Loading...
Loading...
Tailslayer, a new open-source C++ library, targets RAM-read tail latency spikes—often blamed on DRAM refresh stalls—by replicating data across independent memory channels and issuing hedged reads, returning the fastest replica. The project relies on reverse-engineered/undocumented DRAM channel scrambling offsets across AMD, Intel, and AWS Graviton, and ships tooling to profile refresh timing plus a HedgedReader template for integrating triggers and result handling. Benchmarks and discussion emphasize a key trade-off: lowering long-tail latency can raise median latency and add replication overhead, prompting calls for clearer documentation and stronger evidence for performance claims.

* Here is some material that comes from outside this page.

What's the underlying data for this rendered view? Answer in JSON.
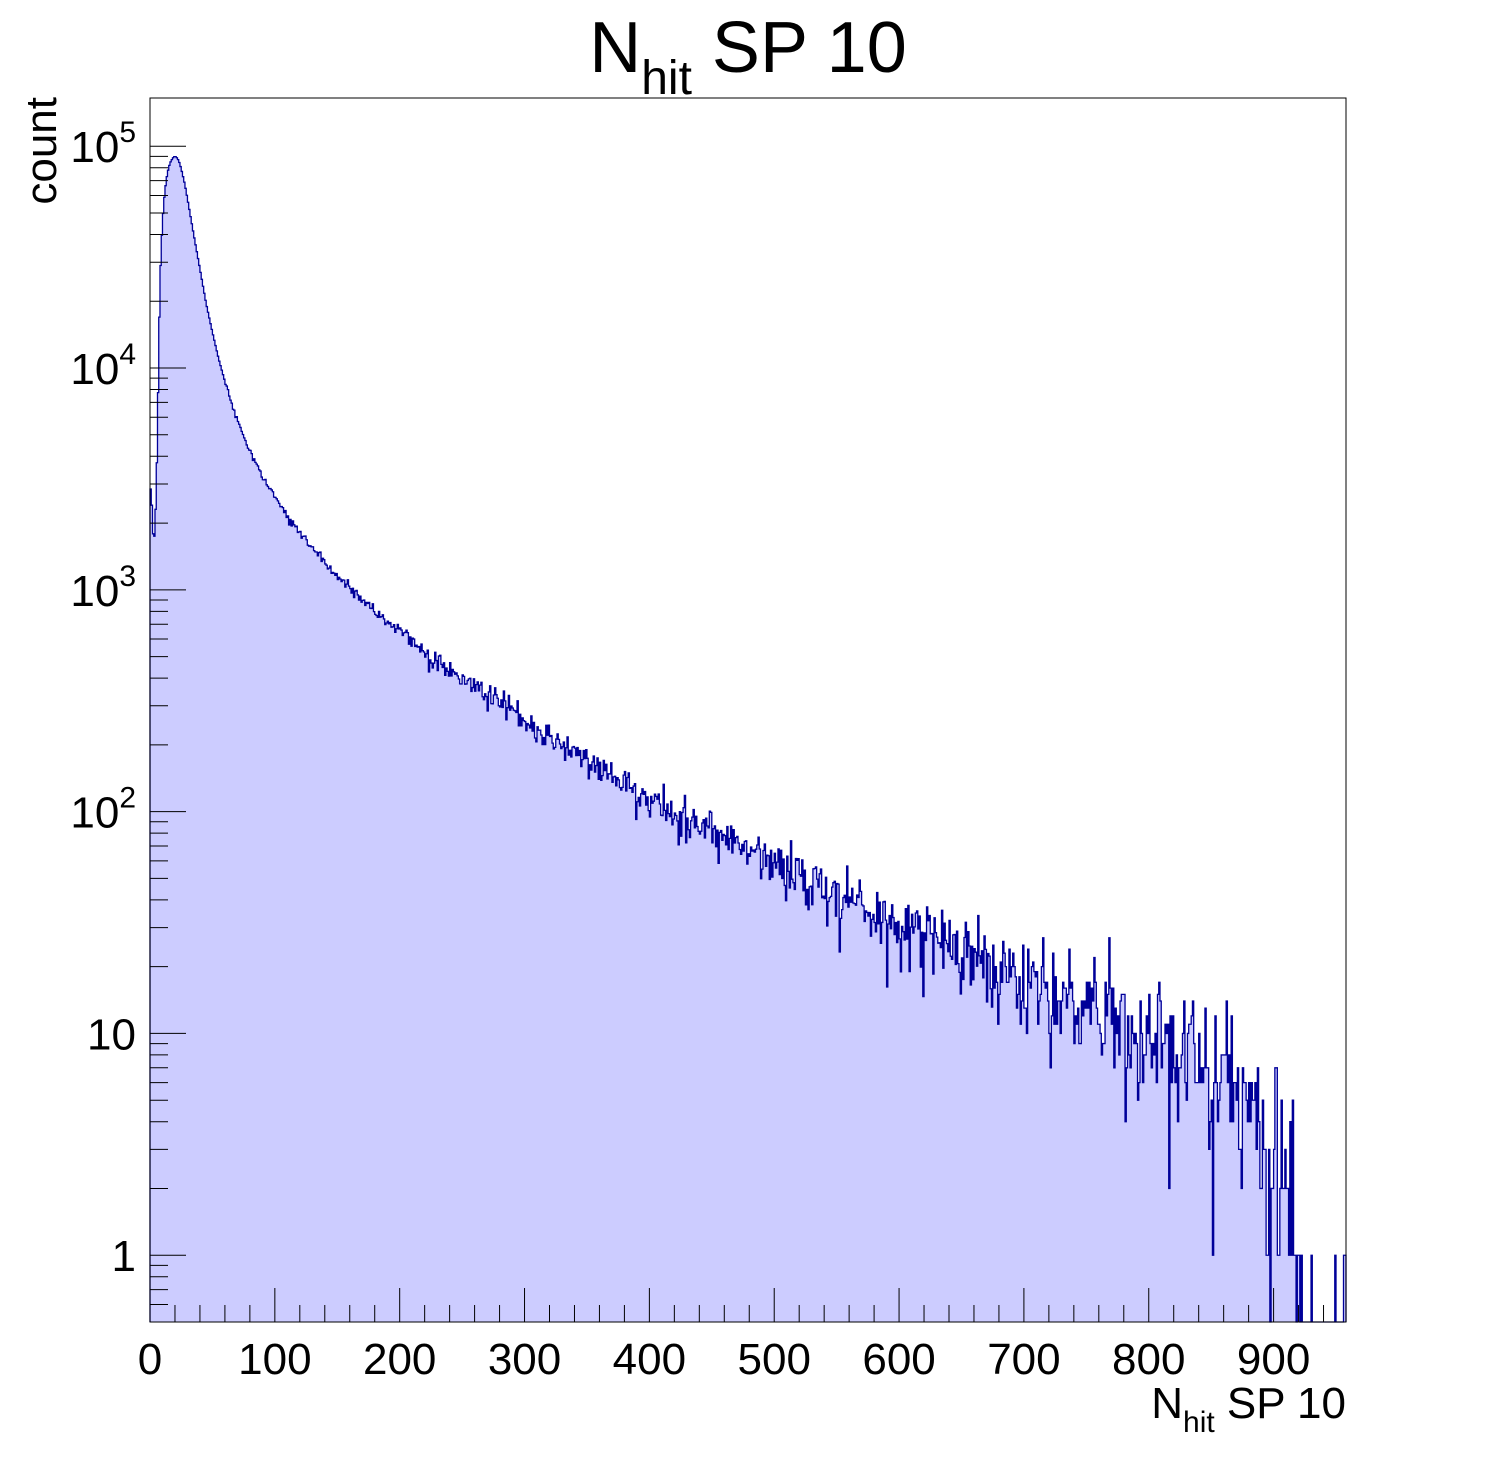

tailslayer: Library for reducing tail latency in RAM reads
Tailslayer is a C++ library that cuts tail latency for RAM reads by replicating data across independent DRAM channels with uncorrelated refresh schedules and issuing hedged reads to return the fastest response. It leverages undocumented channel scrambling offsets observed on AMD, Intel, and AWS Graviton platforms to place replicas on channels with different refresh timings. Users include Tailslayer as hedged_reader.hpp, provide a signal function (to trigger reads) and a final work function (to handle results), and the library duplicates inserts across replicas and pins per-replica workers to cores. The repo includes examples, benchmarks, and a discovery toolkit for measuring DRAM refresh behavior. This matters for latency-sensitive systems where DRAM refresh stalls cause long-tail read delays.
Tailslayer is a newly posted open-source library (GitHub) aiming to reduce tail latency on RAM reads by changing how loads are issued and managed. Shared on Hacker News with an accompanying announcement and a demo video, the project claims to lower long-tail read latency at the cost of increased median latency. Commenters push back: one notes the README and headers omit discussing this trade-off explicitly and criticizes the project for shifting baseline latency by the same factor to reduce tails, while another disputes a presenter claim that certain CPUs (Graviton) lack performance counters. The discussion highlights practical trade-offs and the need for clearer documentation and evidence. This matters for systems, databases, and low-latency services concerned with memory-access tail events.
Tailslayer is a C++ library that cuts RAM read tail latency by replicating data across independent DRAM channels with uncorrelated refresh schedules and issuing hedged reads to return the fastest result. It leverages undocumented channel scrambling offsets on AMD, Intel, and AWS Graviton, currently supporting two-channel replication (benchmarks show N-way possible) and provides a HedgedReader template requiring a signal function (when to trigger a read) and a final work function (how to process the returned value). Each replica is pinned to a core, copies are maintained per-insert, and tooling in discovery/ profiles DRAM refresh timing and benchmarks. This matters for latency-sensitive systems where DRAM refresh stalls create rare but harmful tail latency spikes.